Right now, the current context is that in the last 10 weeks, AMZN stock printed only three up weeks, leading to an overall downward slope. Using enumerative induction and Bayesian-inspired inference, we expect under 3-7-D conditions that AMZN will range between $200 and $230, with probability density peaking near $212. However, density will likely remain relatively elevated until $223, when a noticeable drop-off occurs.
Given the market intelligence above, I’m liking the 215/220 bull call spread expiring March 20.
Chewy (CHWY)
Chewy (CHWY) is another name that has gotten off to a slow start, with CHWY stock losing more than 15% since the beginning of January. This situation is a bit different than Amazon’s, especially when you consider volatility skew. For the March 20 expiration date, the main priority among smart money traders is downside risk management. At the same time, there’s potentially an opportunity for contrarianism.
First, the skew shows that put IV is generally more elevated than call IV, especially at the edges of the strike price boundaries. On the left side, the out-the-money (OTM) puts reflect heightened demand for insurance against tail risk while the deep in-the-money (ITM) puts imply a mechanical short position, possibly to protect long exposure to CHWY stock.
Still, what’s interesting is the volatility skew’s nuanced profile. Call IV curves upward toward the further OTM strikes, which suggests that the possibility of upside tail risk is a non-trivial one. As such, the posture is not entirely downside protective, which could potentially be a significant clue.
Looking at the Expected Move calculator, the Black-Scholes-derived model is projecting a dispersion between $24.88 and $31.16 for the March 20 expiration date.
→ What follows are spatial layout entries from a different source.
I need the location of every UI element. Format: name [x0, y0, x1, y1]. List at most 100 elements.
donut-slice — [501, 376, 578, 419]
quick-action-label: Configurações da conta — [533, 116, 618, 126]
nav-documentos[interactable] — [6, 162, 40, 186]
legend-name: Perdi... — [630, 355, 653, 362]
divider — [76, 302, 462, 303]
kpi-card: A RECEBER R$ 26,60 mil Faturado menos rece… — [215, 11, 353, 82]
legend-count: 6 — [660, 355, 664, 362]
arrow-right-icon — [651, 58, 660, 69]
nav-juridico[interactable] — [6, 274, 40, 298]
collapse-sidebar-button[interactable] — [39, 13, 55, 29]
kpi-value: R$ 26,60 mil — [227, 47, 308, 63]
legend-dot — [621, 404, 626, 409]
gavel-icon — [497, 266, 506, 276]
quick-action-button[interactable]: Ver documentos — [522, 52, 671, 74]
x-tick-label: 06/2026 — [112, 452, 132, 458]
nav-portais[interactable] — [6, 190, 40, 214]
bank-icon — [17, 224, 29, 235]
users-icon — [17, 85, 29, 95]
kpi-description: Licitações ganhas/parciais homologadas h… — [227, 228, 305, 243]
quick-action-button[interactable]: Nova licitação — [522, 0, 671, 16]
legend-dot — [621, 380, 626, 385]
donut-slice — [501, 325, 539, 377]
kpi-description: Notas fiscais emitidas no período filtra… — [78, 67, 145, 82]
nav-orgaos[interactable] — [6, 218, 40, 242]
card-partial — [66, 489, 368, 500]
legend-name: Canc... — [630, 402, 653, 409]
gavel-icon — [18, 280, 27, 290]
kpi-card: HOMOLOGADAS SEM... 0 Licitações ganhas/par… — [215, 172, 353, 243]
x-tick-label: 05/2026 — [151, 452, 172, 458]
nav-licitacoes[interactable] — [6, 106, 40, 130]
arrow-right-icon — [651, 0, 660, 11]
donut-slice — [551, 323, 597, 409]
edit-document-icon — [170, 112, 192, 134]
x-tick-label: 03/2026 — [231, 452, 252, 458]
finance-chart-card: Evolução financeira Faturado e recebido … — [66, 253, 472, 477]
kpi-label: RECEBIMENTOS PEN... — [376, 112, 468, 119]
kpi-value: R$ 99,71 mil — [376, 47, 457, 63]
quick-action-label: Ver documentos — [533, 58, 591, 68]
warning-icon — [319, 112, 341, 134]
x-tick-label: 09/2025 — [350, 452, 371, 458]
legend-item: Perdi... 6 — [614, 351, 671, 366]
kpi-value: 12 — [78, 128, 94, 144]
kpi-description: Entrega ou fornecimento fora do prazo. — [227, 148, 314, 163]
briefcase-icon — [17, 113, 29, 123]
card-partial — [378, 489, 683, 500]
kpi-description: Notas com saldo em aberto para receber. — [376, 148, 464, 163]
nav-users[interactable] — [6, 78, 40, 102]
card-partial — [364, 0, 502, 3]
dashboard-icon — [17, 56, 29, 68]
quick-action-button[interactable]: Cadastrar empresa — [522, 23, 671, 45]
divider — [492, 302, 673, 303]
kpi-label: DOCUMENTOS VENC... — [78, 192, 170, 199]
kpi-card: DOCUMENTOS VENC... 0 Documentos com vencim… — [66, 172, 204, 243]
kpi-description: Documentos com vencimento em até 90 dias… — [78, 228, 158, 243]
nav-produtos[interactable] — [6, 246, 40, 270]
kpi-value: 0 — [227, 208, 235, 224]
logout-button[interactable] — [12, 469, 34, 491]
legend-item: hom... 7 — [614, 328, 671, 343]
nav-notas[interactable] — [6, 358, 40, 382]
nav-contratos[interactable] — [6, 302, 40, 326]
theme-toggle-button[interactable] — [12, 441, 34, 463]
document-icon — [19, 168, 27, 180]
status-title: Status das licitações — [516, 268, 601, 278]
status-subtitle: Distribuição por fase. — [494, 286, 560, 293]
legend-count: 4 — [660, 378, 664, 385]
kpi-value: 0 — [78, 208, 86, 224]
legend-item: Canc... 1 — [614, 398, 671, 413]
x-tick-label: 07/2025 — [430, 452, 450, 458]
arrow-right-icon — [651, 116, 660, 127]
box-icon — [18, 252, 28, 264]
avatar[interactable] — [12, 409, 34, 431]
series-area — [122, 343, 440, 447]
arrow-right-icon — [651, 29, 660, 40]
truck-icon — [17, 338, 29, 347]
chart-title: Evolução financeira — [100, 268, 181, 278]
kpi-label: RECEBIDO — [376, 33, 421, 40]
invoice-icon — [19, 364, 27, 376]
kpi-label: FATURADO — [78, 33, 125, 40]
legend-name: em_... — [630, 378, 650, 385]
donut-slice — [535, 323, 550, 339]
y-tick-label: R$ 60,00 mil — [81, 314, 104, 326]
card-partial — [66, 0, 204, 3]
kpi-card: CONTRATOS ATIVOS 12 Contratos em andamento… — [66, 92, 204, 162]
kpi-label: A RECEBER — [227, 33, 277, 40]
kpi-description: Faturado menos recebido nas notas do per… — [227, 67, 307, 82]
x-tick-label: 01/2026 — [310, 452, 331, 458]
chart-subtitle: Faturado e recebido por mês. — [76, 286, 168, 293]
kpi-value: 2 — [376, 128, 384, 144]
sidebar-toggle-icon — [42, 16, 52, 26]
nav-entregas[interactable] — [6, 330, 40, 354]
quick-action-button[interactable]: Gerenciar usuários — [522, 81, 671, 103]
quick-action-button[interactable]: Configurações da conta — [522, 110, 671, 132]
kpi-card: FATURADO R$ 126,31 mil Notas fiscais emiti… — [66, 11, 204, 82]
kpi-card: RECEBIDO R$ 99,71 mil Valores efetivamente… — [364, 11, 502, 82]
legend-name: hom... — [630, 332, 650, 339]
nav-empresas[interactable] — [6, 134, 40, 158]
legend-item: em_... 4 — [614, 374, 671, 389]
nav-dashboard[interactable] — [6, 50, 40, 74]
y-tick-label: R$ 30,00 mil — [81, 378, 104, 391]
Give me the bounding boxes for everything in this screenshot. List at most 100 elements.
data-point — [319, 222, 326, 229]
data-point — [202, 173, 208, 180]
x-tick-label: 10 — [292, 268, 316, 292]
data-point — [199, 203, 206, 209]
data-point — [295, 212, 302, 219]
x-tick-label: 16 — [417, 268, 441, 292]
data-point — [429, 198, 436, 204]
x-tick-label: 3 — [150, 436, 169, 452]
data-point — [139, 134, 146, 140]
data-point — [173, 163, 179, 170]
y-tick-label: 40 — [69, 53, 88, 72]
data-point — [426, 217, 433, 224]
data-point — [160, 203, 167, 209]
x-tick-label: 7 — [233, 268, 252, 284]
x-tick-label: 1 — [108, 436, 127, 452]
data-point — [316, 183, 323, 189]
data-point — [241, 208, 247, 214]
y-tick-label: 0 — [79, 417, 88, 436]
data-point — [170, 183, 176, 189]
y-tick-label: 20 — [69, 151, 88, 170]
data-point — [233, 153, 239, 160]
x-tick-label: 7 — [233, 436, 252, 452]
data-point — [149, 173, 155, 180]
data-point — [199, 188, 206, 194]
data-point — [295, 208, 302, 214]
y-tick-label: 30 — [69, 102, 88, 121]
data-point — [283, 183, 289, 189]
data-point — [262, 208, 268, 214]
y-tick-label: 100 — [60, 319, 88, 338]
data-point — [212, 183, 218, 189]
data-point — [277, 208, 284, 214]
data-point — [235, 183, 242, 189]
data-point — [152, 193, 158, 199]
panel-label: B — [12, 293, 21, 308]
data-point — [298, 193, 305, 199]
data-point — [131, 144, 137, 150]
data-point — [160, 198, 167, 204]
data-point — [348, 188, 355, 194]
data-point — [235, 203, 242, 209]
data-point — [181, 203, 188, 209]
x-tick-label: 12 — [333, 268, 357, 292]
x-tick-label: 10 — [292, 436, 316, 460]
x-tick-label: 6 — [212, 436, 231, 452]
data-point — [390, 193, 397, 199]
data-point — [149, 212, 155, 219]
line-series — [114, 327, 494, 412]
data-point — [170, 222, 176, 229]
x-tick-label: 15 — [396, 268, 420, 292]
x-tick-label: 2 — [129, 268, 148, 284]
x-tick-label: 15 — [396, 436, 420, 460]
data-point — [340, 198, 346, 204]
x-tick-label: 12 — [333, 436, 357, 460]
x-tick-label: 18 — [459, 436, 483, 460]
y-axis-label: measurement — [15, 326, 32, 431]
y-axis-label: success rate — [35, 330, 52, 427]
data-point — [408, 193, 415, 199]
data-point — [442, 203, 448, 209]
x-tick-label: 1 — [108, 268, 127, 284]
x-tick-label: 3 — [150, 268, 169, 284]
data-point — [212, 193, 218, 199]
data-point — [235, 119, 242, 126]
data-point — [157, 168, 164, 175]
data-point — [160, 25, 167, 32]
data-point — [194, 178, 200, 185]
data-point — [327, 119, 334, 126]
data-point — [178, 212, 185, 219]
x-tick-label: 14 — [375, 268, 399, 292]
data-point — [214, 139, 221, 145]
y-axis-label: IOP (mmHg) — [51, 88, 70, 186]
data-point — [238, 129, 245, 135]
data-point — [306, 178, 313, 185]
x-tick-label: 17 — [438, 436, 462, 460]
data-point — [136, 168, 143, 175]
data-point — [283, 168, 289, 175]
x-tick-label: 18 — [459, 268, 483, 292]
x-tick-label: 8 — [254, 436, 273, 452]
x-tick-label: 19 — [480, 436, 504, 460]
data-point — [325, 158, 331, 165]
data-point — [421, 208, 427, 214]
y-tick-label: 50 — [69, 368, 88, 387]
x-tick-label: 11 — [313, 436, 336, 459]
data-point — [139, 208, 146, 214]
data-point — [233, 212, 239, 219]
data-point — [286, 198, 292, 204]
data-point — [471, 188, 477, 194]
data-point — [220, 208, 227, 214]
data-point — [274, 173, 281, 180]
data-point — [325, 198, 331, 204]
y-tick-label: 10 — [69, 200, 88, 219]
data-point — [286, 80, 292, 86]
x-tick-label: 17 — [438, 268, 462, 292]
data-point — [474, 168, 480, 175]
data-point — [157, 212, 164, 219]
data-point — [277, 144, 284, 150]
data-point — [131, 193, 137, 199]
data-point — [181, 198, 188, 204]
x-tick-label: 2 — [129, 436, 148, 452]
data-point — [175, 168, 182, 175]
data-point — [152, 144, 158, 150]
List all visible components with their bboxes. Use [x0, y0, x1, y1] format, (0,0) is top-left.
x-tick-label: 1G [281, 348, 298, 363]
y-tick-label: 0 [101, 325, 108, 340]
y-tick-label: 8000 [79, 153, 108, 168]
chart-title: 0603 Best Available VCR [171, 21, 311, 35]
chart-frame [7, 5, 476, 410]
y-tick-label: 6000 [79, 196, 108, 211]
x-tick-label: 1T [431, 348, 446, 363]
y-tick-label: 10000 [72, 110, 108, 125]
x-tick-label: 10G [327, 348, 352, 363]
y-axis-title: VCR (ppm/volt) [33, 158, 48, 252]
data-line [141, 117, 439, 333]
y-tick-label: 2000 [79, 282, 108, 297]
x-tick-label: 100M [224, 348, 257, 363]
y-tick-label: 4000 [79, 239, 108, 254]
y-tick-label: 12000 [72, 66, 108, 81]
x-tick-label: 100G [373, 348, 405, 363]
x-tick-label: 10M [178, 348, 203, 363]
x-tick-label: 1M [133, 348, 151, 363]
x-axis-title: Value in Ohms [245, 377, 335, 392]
Again, this is a range of possibilities rather than a list of probabilities. To narrow the list, we need to turn to a second-order Markov analysis.
Right now, the quantitative context is that CHWY stock is also structured in a 3-7-D formation. Under this signal, we may expect CHWY to range between $25 and $39 over the next 10 weeks, with probability density peaking near $32.
Based on the information above, I’m very tempted by the 30/32.50 bull call spread expiring March 20.